Deze sidra‘ (Ex 13:17-17:16) gaat over het wonder bij de Uittocht; de doortocht door de Rietzee. Egypte werd niet alleen economisch maar ook bestuurlijk geruïneerd achtergelaten. De Hebreeën hoefden niet voor Egypte te vrezen. Dan volgt de woestijnreis naar de berg Gods. Een reis gemarkeerd door gebrek aan water en voedsel, maar God voorziet er op wonderlijke wijze in. Dan worden de Hebreeën aangevallen door woestijnbewoners.
Nadat Farao de Hebreeën wegzond (sjallach) leidde God hen niet op de weg naar het land van de Filistijnen (Pelisjtiem), maar liet Hij de Israëlieten afbuigen naar het zuiden. Daarmee voorkwam Hij dat zij ontmoedigd zouden raken als ze meteen aangevallen zouden worden (Ex 13:17), maar belangrijker was dat Farao erdoor dacht dat zij de weg kwijt waren (14:3).
Opvallend is dat de woordcombinatie ‘besjallach’ onbepaald is. Het was ook niet Farao’s wilsdaad. Hij werd ertoe gedwongen en komt er dan ook snel op terug.

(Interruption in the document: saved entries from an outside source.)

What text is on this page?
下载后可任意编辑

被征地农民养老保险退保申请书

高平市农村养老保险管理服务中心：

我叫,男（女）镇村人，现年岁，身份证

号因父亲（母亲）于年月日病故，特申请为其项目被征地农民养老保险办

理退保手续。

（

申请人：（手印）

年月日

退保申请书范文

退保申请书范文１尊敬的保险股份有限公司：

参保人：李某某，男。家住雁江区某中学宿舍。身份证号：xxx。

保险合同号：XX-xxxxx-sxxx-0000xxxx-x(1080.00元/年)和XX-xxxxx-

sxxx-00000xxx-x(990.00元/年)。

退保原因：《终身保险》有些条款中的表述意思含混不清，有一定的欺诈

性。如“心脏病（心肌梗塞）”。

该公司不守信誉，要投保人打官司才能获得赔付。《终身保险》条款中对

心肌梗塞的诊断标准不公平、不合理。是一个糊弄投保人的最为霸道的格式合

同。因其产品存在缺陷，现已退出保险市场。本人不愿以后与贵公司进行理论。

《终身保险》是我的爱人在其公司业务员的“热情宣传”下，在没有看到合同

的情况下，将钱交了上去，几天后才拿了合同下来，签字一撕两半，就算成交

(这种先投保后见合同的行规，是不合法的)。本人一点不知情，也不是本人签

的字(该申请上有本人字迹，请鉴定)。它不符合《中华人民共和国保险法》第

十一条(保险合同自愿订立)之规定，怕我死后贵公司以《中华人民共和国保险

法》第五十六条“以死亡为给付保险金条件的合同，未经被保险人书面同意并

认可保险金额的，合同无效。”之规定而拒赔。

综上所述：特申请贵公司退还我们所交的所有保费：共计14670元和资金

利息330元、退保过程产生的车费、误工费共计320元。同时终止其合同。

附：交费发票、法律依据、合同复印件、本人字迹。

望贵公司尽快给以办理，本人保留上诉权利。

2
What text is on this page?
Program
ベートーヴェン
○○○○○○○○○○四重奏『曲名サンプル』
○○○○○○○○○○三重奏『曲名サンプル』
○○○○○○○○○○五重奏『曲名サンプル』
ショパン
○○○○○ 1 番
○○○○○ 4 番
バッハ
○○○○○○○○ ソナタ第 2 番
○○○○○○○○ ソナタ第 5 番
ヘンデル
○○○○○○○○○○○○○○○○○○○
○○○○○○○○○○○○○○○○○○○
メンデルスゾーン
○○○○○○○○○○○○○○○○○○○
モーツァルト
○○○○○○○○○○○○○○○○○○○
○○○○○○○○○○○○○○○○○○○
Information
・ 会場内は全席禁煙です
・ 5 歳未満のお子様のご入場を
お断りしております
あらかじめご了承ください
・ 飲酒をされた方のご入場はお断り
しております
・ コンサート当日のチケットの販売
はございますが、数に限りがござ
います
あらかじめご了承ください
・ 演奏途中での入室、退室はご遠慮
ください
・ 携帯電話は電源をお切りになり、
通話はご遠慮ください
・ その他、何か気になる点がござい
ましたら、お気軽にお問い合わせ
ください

God verhardde Farao’s hart opnieuw en kon Zich zo aan hem verheerlijken. Farao’s legermacht was vergelijkbaar met die van de Hebreeën (600 eenheden (14:7); vergelijk 12:37). De twee legers ontmoeten elkaar aan de oever van ‘jam Soef’ (Rietzee). Mozes maande de Hebreeën stil te zijn, want God zou voor hen strijden (jillachem lachém). God beval hen op te trekken naar het water, terwijl Hij Mozes zijn staf over het water liet uitstrekken. Tegelijkertijd beval God de engel, die de Hebreeën leidde, zich tussen de twee legers op te stellen.
Waterwonder
Een sterke oostenwind kwam op en blies zo hard dat het water opengespleten werd en de bodem vrijkwam. De Hebreeën gingen daarover en zagen links, maar ook rechts een muur (chomah) van water (14:22). Dit duurde heel de avond en een deel van de nacht. Uiteindelijk werd Farao de kans gegeven achter de Hebreeën aan te jagen. Gods wake (‘asjmorét) over Farao’s leger zag dat ze in de vroege ochtend het midden van jam Soef hadden bereikt. Toen bracht Hij hen in verwarring (jaham).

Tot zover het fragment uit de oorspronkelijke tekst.